Minneapolis sets date to clear East Phillips homeless encampment; organizers plead for more time
The City of Minneapolis confirmed plans to evict a large homeless encampment in the East Phillips Neighborhood next Thursday.
City officials on Wednesday said the fenced-in homeless community, which come to be known as Camp Nenookaasi, is a safety and public health concern.
Supporters of the encampment refer to it, instead, as a safe haven and several speaking during public comment at the Minneapolis City Council meeting on Tuesday pleaded with officials not to clear it.
Camp organizer Nicole Mason, who’s been on the ground day and night since it popped up more than 3.5 months ago, said she’s asking for a delay in the eviction but knows the site was inherently temporary.
“It’s going to take away their connections with housing, with their outreach workers, with their mental health workers, with their health care,” Mason said. “It’s going to rip all of their resources away.”
About 180 people were living in the camp as of Wednesday, she said.
“We try to make it as safe as we can.

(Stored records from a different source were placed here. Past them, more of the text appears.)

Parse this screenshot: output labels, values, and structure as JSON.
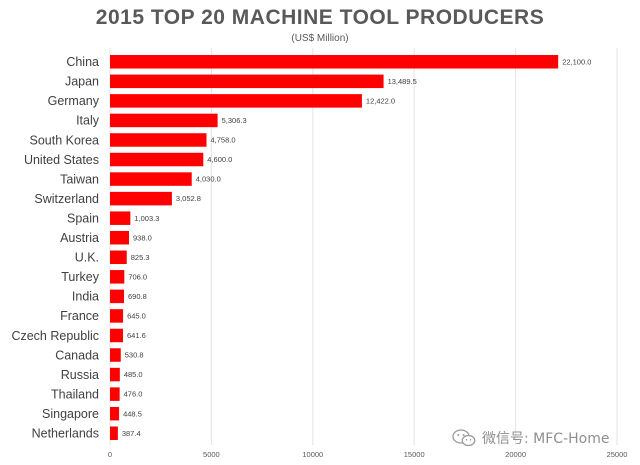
{
  "chart_data": {
    "type": "bar",
    "orientation": "horizontal",
    "title": "2015 TOP 20 MACHINE TOOL PRODUCERS",
    "subtitle": "(US$ Million)",
    "xlabel": "",
    "ylabel": "",
    "xlim": [
      0,
      25000
    ],
    "xticks": [
      0,
      5000,
      10000,
      15000,
      20000,
      25000
    ],
    "grid": "vertical",
    "legend": "none",
    "bar_color": "#ff0000",
    "categories": [
      "China",
      "Japan",
      "Germany",
      "Italy",
      "South Korea",
      "United States",
      "Taiwan",
      "Switzerland",
      "Spain",
      "Austria",
      "U.K.",
      "Turkey",
      "India",
      "France",
      "Czech Republic",
      "Canada",
      "Russia",
      "Thailand",
      "Singapore",
      "Netherlands"
    ],
    "values": [
      22100.0,
      13489.5,
      12422.0,
      5306.3,
      4758.0,
      4600.0,
      4030.0,
      3052.8,
      1003.3,
      938.0,
      825.3,
      706.0,
      690.8,
      645.0,
      641.6,
      530.8,
      485.0,
      476.0,
      448.5,
      387.4
    ],
    "data_labels": [
      "22,100.0",
      "13,489.5",
      "12,422.0",
      "5,306.3",
      "4,758.0",
      "4,600.0",
      "4,030.0",
      "3,052.8",
      "1,003.3",
      "938.0",
      "825.3",
      "706.0",
      "690.8",
      "645.0",
      "641.6",
      "530.8",
      "485.0",
      "476.0",
      "448.5",
      "387.4"
    ]
  },
  "watermark": {
    "icon": "wechat-icon",
    "text": "微信号: MFC-Home"
  }
}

Of course, a lot of our people are very respectful of the neighbors. They walk around picking up the trash,” Mason continued.

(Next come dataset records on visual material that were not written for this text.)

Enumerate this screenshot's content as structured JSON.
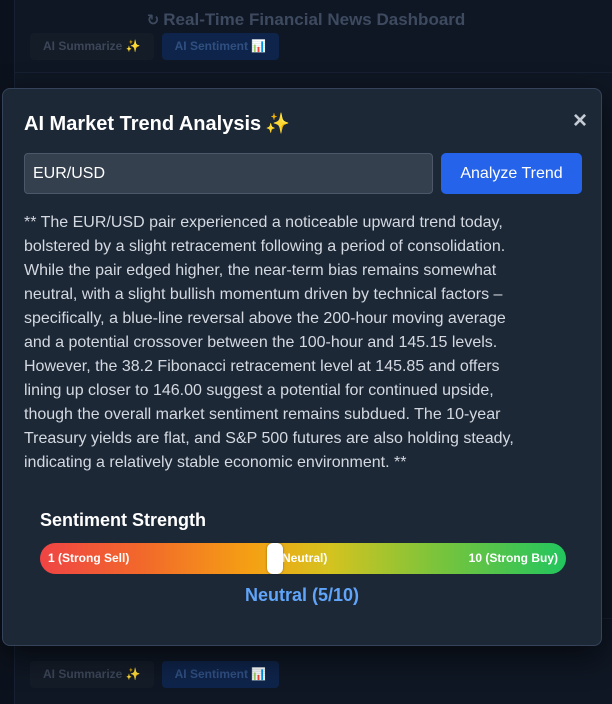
{
  "background": {
    "title": "Real-Time Financial News Dashboard",
    "refresh_icon": "refresh-icon",
    "summarize_label": "AI Summarize ✨",
    "sentiment_label": "AI Sentiment 📊"
  },
  "modal": {
    "title": "AI Market Trend Analysis",
    "title_icon": "sparkles-icon",
    "close_label": "×",
    "input_value": "EUR/USD",
    "analyze_label": "Analyze Trend",
    "analysis_lines": [
      "** The EUR/USD pair experienced a noticeable upward trend today,",
      "bolstered by a slight retracement following a period of consolidation.",
      "While the pair edged higher, the near-term bias remains somewhat",
      "neutral, with a slight bullish momentum driven by technical factors –",
      "specifically, a blue-line reversal above the 200-hour moving average",
      "and a potential crossover between the 100-hour and 145.15 levels.",
      "However, the 38.2 Fibonacci retracement level at 145.85 and offers",
      "lining up closer to 146.00 suggest a potential for continued upside,",
      "though the overall market sentiment remains subdued. The 10-year",
      "Treasury yields are flat, and S&P 500 futures are also holding steady,",
      "indicating a relatively stable economic environment. **"
    ],
    "strength": {
      "title": "Sentiment Strength",
      "min_label": "1 (Strong Sell)",
      "mid_label": "Neutral)",
      "max_label": "10 (Strong Buy)",
      "value": 5,
      "min": 1,
      "max": 10,
      "value_text": "Neutral (5/10)",
      "colors": {
        "low": "#ef4444",
        "mid": "#f5a014",
        "high": "#22c55e",
        "value_text": "#60a5fa"
      }
    }
  },
  "colors": {
    "accent": "#2563eb",
    "modal_bg": "#1d2837",
    "page_bg": "#0c121d"
  }
}
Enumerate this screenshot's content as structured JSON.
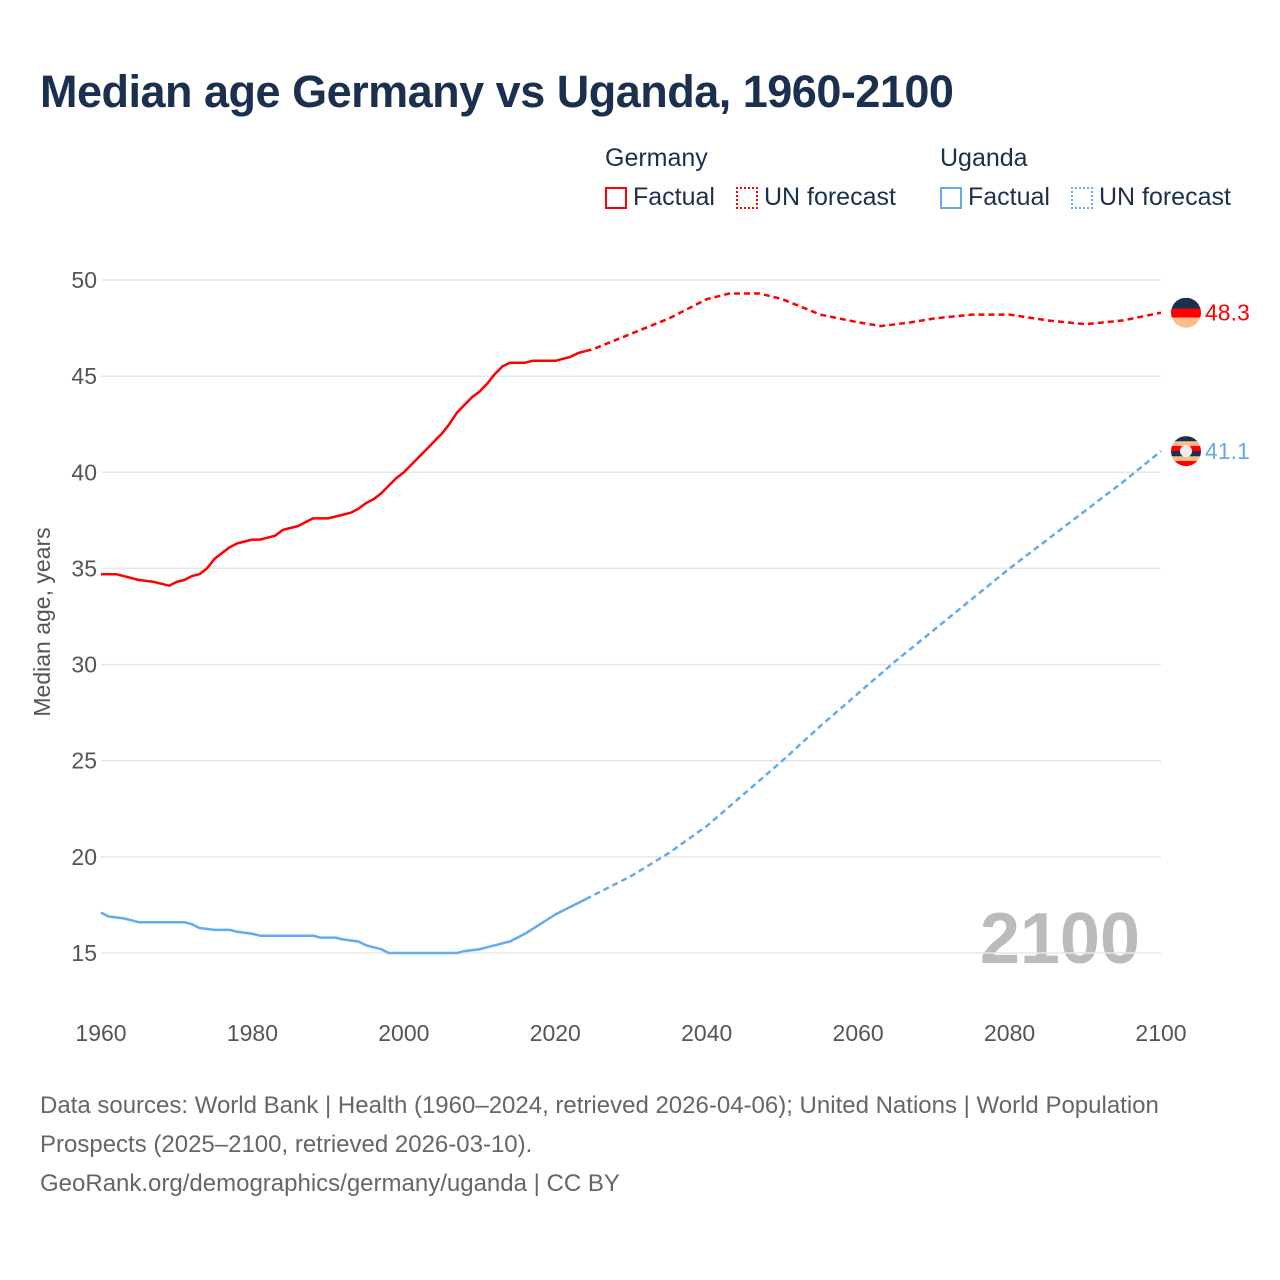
{
  "title": "Median age Germany vs Uganda, 1960-2100",
  "legend": {
    "germany": {
      "label": "Germany",
      "factual": "Factual",
      "forecast": "UN forecast",
      "color": "#ff0000"
    },
    "uganda": {
      "label": "Uganda",
      "factual": "Factual",
      "forecast": "UN forecast",
      "color": "#66aaee"
    }
  },
  "chart_data": {
    "type": "line",
    "title": "Median age Germany vs Uganda, 1960-2100",
    "xlabel": "",
    "ylabel": "Median age, years",
    "xlim": [
      1960,
      2100
    ],
    "ylim": [
      15,
      50
    ],
    "x_ticks": [
      "1960",
      "1980",
      "2000",
      "2020",
      "2040",
      "2060",
      "2080",
      "2100"
    ],
    "y_ticks": [
      "15",
      "20",
      "25",
      "30",
      "35",
      "40",
      "45",
      "50"
    ],
    "grid": true,
    "year_watermark": "2100",
    "series": [
      {
        "name": "Germany Factual",
        "color": "#ff0000",
        "dashed": false,
        "x": [
          1960,
          1962,
          1965,
          1967,
          1969,
          1970,
          1971,
          1972,
          1973,
          1974,
          1975,
          1976,
          1977,
          1978,
          1979,
          1980,
          1981,
          1982,
          1983,
          1984,
          1985,
          1986,
          1987,
          1988,
          1989,
          1990,
          1991,
          1992,
          1993,
          1994,
          1995,
          1996,
          1997,
          1998,
          1999,
          2000,
          2001,
          2002,
          2003,
          2004,
          2005,
          2006,
          2007,
          2008,
          2009,
          2010,
          2011,
          2012,
          2013,
          2014,
          2015,
          2016,
          2017,
          2018,
          2019,
          2020,
          2021,
          2022,
          2023,
          2024
        ],
        "y": [
          34.7,
          34.7,
          34.4,
          34.3,
          34.1,
          34.3,
          34.4,
          34.6,
          34.7,
          35.0,
          35.5,
          35.8,
          36.1,
          36.3,
          36.4,
          36.5,
          36.5,
          36.6,
          36.7,
          37.0,
          37.1,
          37.2,
          37.4,
          37.6,
          37.6,
          37.6,
          37.7,
          37.8,
          37.9,
          38.1,
          38.4,
          38.6,
          38.9,
          39.3,
          39.7,
          40.0,
          40.4,
          40.8,
          41.2,
          41.6,
          42.0,
          42.5,
          43.1,
          43.5,
          43.9,
          44.2,
          44.6,
          45.1,
          45.5,
          45.7,
          45.7,
          45.7,
          45.8,
          45.8,
          45.8,
          45.8,
          45.9,
          46.0,
          46.2,
          46.3
        ]
      },
      {
        "name": "Germany UN forecast",
        "color": "#ff0000",
        "dashed": true,
        "x": [
          2024,
          2025,
          2030,
          2035,
          2040,
          2043,
          2047,
          2050,
          2055,
          2060,
          2063,
          2067,
          2070,
          2075,
          2080,
          2085,
          2090,
          2095,
          2100
        ],
        "y": [
          46.3,
          46.4,
          47.2,
          48.0,
          49.0,
          49.3,
          49.3,
          49.0,
          48.2,
          47.8,
          47.6,
          47.8,
          48.0,
          48.2,
          48.2,
          47.9,
          47.7,
          47.9,
          48.3
        ]
      },
      {
        "name": "Uganda Factual",
        "color": "#66aaee",
        "dashed": false,
        "x": [
          1960,
          1961,
          1963,
          1965,
          1971,
          1972,
          1973,
          1975,
          1977,
          1978,
          1980,
          1981,
          1988,
          1989,
          1991,
          1992,
          1994,
          1995,
          1997,
          1998,
          2007,
          2008,
          2010,
          2012,
          2014,
          2016,
          2018,
          2020,
          2022,
          2024
        ],
        "y": [
          17.1,
          16.9,
          16.8,
          16.6,
          16.6,
          16.5,
          16.3,
          16.2,
          16.2,
          16.1,
          16.0,
          15.9,
          15.9,
          15.8,
          15.8,
          15.7,
          15.6,
          15.4,
          15.2,
          15.0,
          15.0,
          15.1,
          15.2,
          15.4,
          15.6,
          16.0,
          16.5,
          17.0,
          17.4,
          17.8
        ]
      },
      {
        "name": "Uganda UN forecast",
        "color": "#66aaee",
        "dashed": true,
        "x": [
          2024,
          2030,
          2035,
          2040,
          2045,
          2050,
          2055,
          2060,
          2065,
          2070,
          2075,
          2080,
          2085,
          2090,
          2095,
          2100
        ],
        "y": [
          17.8,
          19.0,
          20.2,
          21.6,
          23.3,
          25.0,
          26.8,
          28.5,
          30.2,
          31.8,
          33.4,
          35.0,
          36.5,
          38.0,
          39.5,
          41.1
        ]
      }
    ],
    "end_labels": [
      {
        "country": "Germany",
        "value": "48.3",
        "color": "#ff0000"
      },
      {
        "country": "Uganda",
        "value": "41.1",
        "color": "#66aaee"
      }
    ]
  },
  "source": {
    "line1": "Data sources: World Bank | Health (1960–2024, retrieved 2026-04-06); United Nations | World Population Prospects (2025–2100, retrieved 2026-03-10).",
    "line2": "GeoRank.org/demographics/germany/uganda | CC BY"
  }
}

That’s a communal duty, like chopping wood and “hauling it back to our sacred fire,” Mason said.
The wood — which Mason says organizers have been paying for — also warms more than a dozen yurts on the property.
She says, with help from various outreach organizations, they’ve moved 74 people from the camp into permanent housing. That process can take months, she said, adding that she’s asked city leaders to give them until the end of January to clear the camp so it can help more people before they’re displaced.
City officials, in response, said they’ve done outreach too, alongside human service agency Helix. As a result, 40 people who lived in the encampment have been moved to more permanent housing and 52 more are scheduled to move out of the encampment by the end of next week, said Minneapolis Deputy Commissioner of Health Heidi Ritchie.
If that all works as planned, that would leave 130 people to be evicted.
The City’s Director of Regulatory Services Enrique Velazquez said waiting a month-and-a-half more to evict is “not an option,” because of community response, and because “there is a purchase agreement with the Indigenous Peoples Task Force.”
“They’re planning on acquiring this property. They have redevelopment work that needs to happen in advance of that purchase…so allowing the encampment to remain until January isn’t feasible if the Indigenous Peoples Taskforce is going to move forward with developing their site plans and then reactivating that space as quickly as possible.”
“We recognize that this is different, and it’s maybe a better encampment than we’ve seen in the past,” Ritchie said, using air quotes when she said “better encampment.”
“But it’s still really challenging…There are public safety issues,” she added.
Velazquez also acknowledges that some of the homeless response efforts in the camp “were working.” That will be taken into account as the city evaluates possible adjustments to its own homeless response, he said.